5. Patients will be scheduled in such a manner to maintain six foot spacing in the
waiting area. This may require patients to wait in their cars until called in to the
office, or moving the patient directly to an examination room from the waiting
room upon arrival.
6. Patients should be seen in the office alone unless they need a caregiver, or they
are a minor needing an adult.
1. Temperatures and symptom review (see below) of staff will be done each day.
2. Any staff member with symptoms potentially caused by SARS-CoV2 will be
referred for testing as a healthcare worker with face-to-face patient contact.
3. Staff members with exposure to a person who tested positive for the virus will be
asked to remain home under paid sick leave for 14 days, only returning after
consultation with clinician in charge. In circumstances of significant staff
shortage, if rapid PCR testing is widely available, an asymptomatic exposed
staff member who tests negative for coronavirus may be considered for return
to work with continuous mask use for a day or two (they would need to be
retested every couple days to be sure they do not develop viral shedding).
4. If scribes are used by a practice, consider changes to support infection control.
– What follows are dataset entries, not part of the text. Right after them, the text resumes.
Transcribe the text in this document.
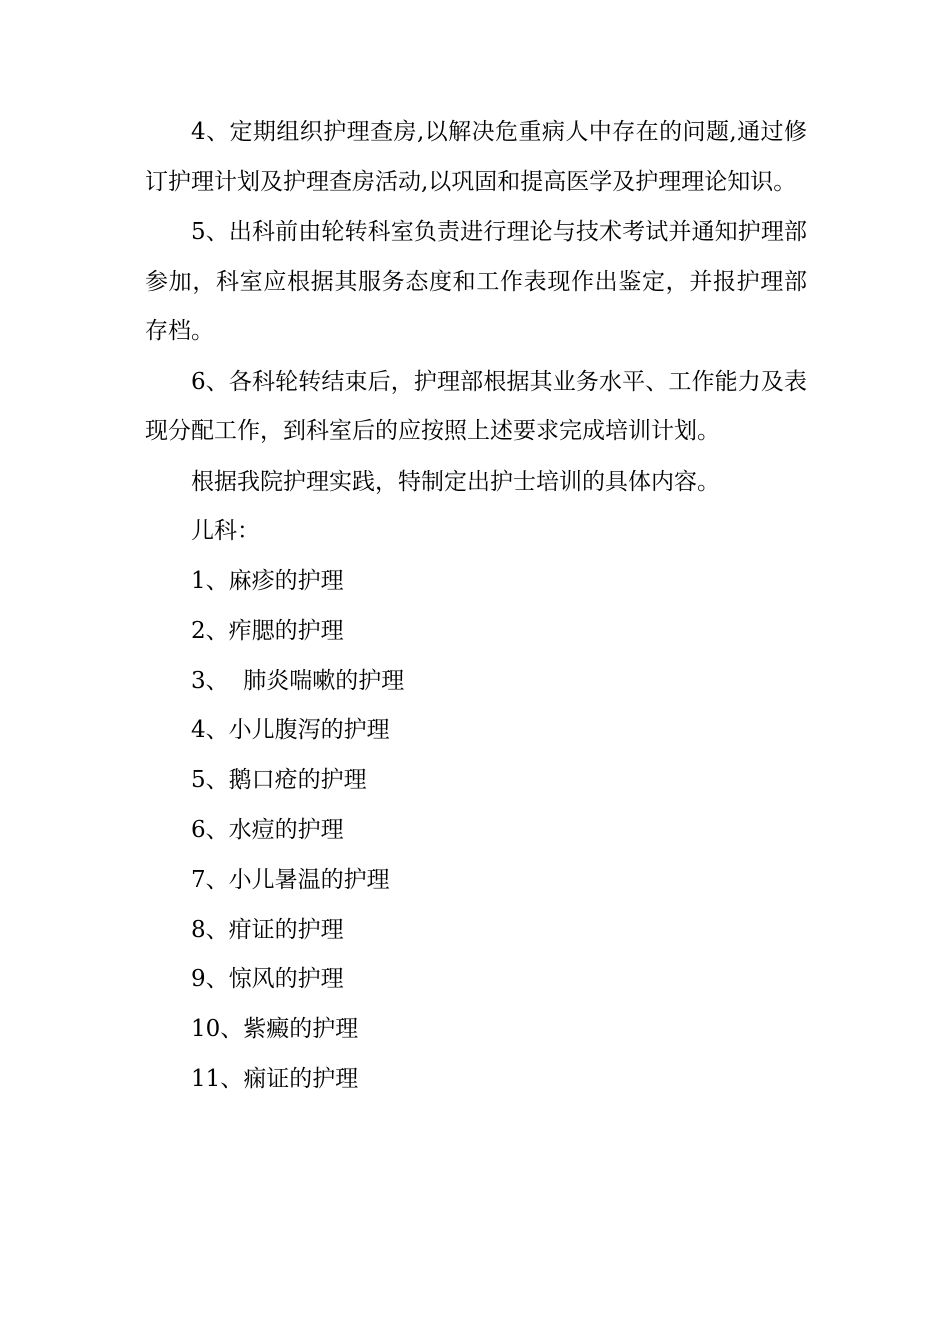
4、定期组织护理查房,以解决危重病人中存在的问题,通过修订护理计划及护理查房活动,以巩固和提高医学及护理理论知识。

5、出科前由轮转科室负责进行理论与技术考试并通知护理部参加，科室应根据其服务态度和工作表现作出鉴定，并报护理部存档。

6、各科轮转结束后，护理部根据其业务水平、工作能力及表现分配工作，到科室后的应按照上述要求完成培训计划。

根据我院护理实践，特制定出护士培训的具体内容。

儿科：

1、麻疹的护理

2、痄腮的护理

3、  肺炎喘嗽的护理

4、小儿腹泻的护理

5、鹅口疮的护理

6、水痘的护理

7、小儿暑温的护理

8、疳证的护理

9、惊风的护理

10、紫癜的护理

11、痫证的护理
Examples may include having them support virtual visits or virtual pre-visits where the history is gathered.
Maintenance and Facilities:
1. Hand sanitizers as well as soap and hot water for hand-washing are readily
available throughout the office and waiting areas.
2. Cross contamination will be minimized by frequent sanitizing (wiping down) of
surfaces, doorknobs, light handles, keyboards, phones, etc. with isopropyl
alcohol or chlorine-based cleansers.
3. Scrubs and lab coats should be laundered daily. Neckties or other loose clothing
that could contact patients should be avoided.
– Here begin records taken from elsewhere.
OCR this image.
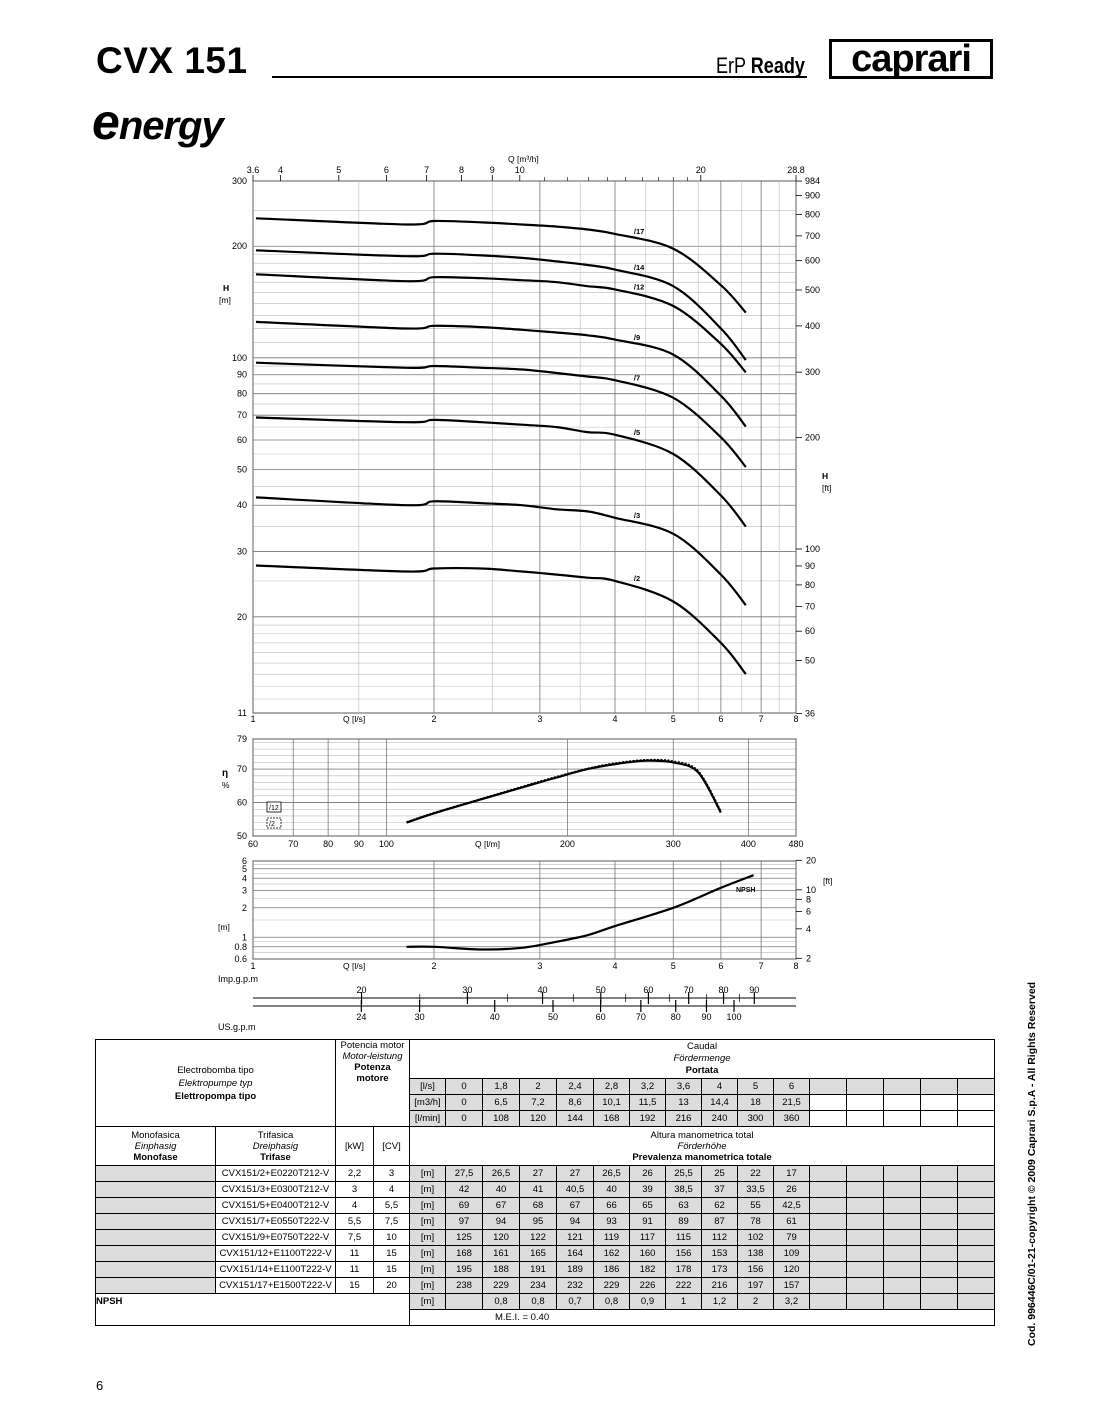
CVX 151	ErP Ready	caprari
energy
11
20
30
40
50
60
70
80
90
100
200
300
1	2	3	4	5	6	7	8
Q [l/s]
H
[m]
3.6 4	5	6	7	8	9 10	20	28.8
Q [m³/h]
36
50
60
70
80
90
100
200
300
400
500
600
700
800
900
984
H
[ft]
/17
/14
/12
/9
/7
/5
/3
/2
50
60
70
79
60	70	80 90 100	200	300	400	480
Q [l/m]
η
%
/12
/2
0.6
0.8
1
2
3
4
5
6
1	2	3	4	5	6	7	8
Q [l/s]
[m]
2
4
6
8
10
20
[ft]
NPSH
Imp.g.p.m
20	30	40	50	60	70	80 90
24	30	40	50	60	70	80 90 100
US.g.p.m
Electrobomba tipo
Elektropumpe typ
Elettropompa tipo		Potencia motor
Motor-leistung
Potenza
motore		Caudal
Fördermenge
Portata															
				[l/s]	0	1,8	2	2,4	2,8	3,2	3,6	4	5	6					
				[m3/h]	0	6,5	7,2	8,6	10,1	11,5	13	14,4	18	21,5					
				[l/min]	0	108	120	144	168	192	216	240	300	360					
Monofasica
Einphasig
Monofase	Trifasica
Dreiphasig
Trifase	[kW]	[CV]	Altura manometrica total
Förderhöhe
Prevalenza manometrica totale															
	CVX151/2+E0220T212-V	2,2	3	[m]	27,5	26,5	27	27	26,5	26	25,5	25	22	17					
	CVX151/3+E0300T212-V	3	4	[m]	42	40	41	40,5	40	39	38,5	37	33,5	26					
	CVX151/5+E0400T212-V	4	5,5	[m]	69	67	68	67	66	65	63	62	55	42,5					
	CVX151/7+E0550T222-V	5,5	7,5	[m]	97	94	95	94	93	91	89	87	78	61					
	CVX151/9+E0750T222-V	7,5	10	[m]	125	120	122	121	119	117	115	112	102	79					
	CVX151/12+E1100T222-V	11	15	[m]	168	161	165	164	162	160	156	153	138	109					
	CVX151/14+E1100T222-V	11	15	[m]	195	188	191	189	186	182	178	173	156	120					
	CVX151/17+E1500T222-V	15	20	[m]	238	229	234	232	229	226	222	216	197	157					
NPSH				[m]		0,8	0,8	0,7	0,8	0,9	1	1,2	2	3,2					
				M.E.I. = 0.40																Cod. 996446C/01-21-copyright © 2009 Caprari S.p.A - All Rights Reserved
6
4. In the setting of an office where patients may walk in for care without a mask or
where no screening for respiratory infections before visits can be done, adding a
Plexiglas barrier for reception staff may need to be added.
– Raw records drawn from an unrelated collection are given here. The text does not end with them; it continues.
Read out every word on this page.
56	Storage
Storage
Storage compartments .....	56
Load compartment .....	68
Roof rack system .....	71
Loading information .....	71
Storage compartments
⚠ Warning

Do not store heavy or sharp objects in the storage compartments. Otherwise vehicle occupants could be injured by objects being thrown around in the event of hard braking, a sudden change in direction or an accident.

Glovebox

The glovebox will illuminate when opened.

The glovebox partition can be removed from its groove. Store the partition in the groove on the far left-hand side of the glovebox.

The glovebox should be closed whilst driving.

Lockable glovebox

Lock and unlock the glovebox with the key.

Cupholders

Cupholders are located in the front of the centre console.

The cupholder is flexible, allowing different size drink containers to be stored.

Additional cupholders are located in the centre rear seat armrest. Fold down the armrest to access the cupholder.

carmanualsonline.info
5. Any break room should be arranged and use scheduled to allow at least 6 feet of
distance between individuals who are eating and drinking. Discourage
conversation while eating.
6. Shared restrooms should have surfaces decontaminated with increased
frequency, depending on how much it is used.
7. Review decontamination procedures done by maintenance staff to ensure they
are conducting duties in a way that protects them and thoroughly
decontaminates the office.
8. Develop a procedure for educating staff on these infection transmission
prevention measures and monitoring their adherence.
- Sore throat
- Shortness of breath
- Severe fatigue
- Unusual headache
- Runny nose in the absence of known allergies
- Gastro-intestinal symptoms such as diarrhea or stomach cramps
- Loss of sense of smell (anosmia) or taste or suddenly all food tastes bad (dysgeusia)
Temperature of 100 degrees F or greater or with any symptoms above should be isolated.
Definition of Higher Risk for Serious COVID infection (CDC guidelines)
- Age over 65
- Residents of congregate living facility (skilled nursing facility, homeless shelter)
- Chronic Lung Disease, including COPD
- Chronic Lung Disease, including CHF
- Kidney failure of advanced kidney disease
- Cirrhosis or other chronic liver disease
- Other condition impairing immune system
- Taking medication impairing immune system (includes most on current cancer treatment)
- Severe obesity (BMI over 40)
Definition of Exposure requiring Quarantine (recommendations vary; CDC guidelines complex)
- Direct contact with person known to be infected with COVID
- Less than 6 feet distance for at least 5 minutes with a person known to be infected with COVID who was coughing (regardless of wearing of a mask) or who was not coughing but not wearing a facial covering.
- Living in same dwelling as a person with COVID, regardless of mask use
- Recent travel from area more highly impacted by COVID than “home” area, especially if by crowded public transportation.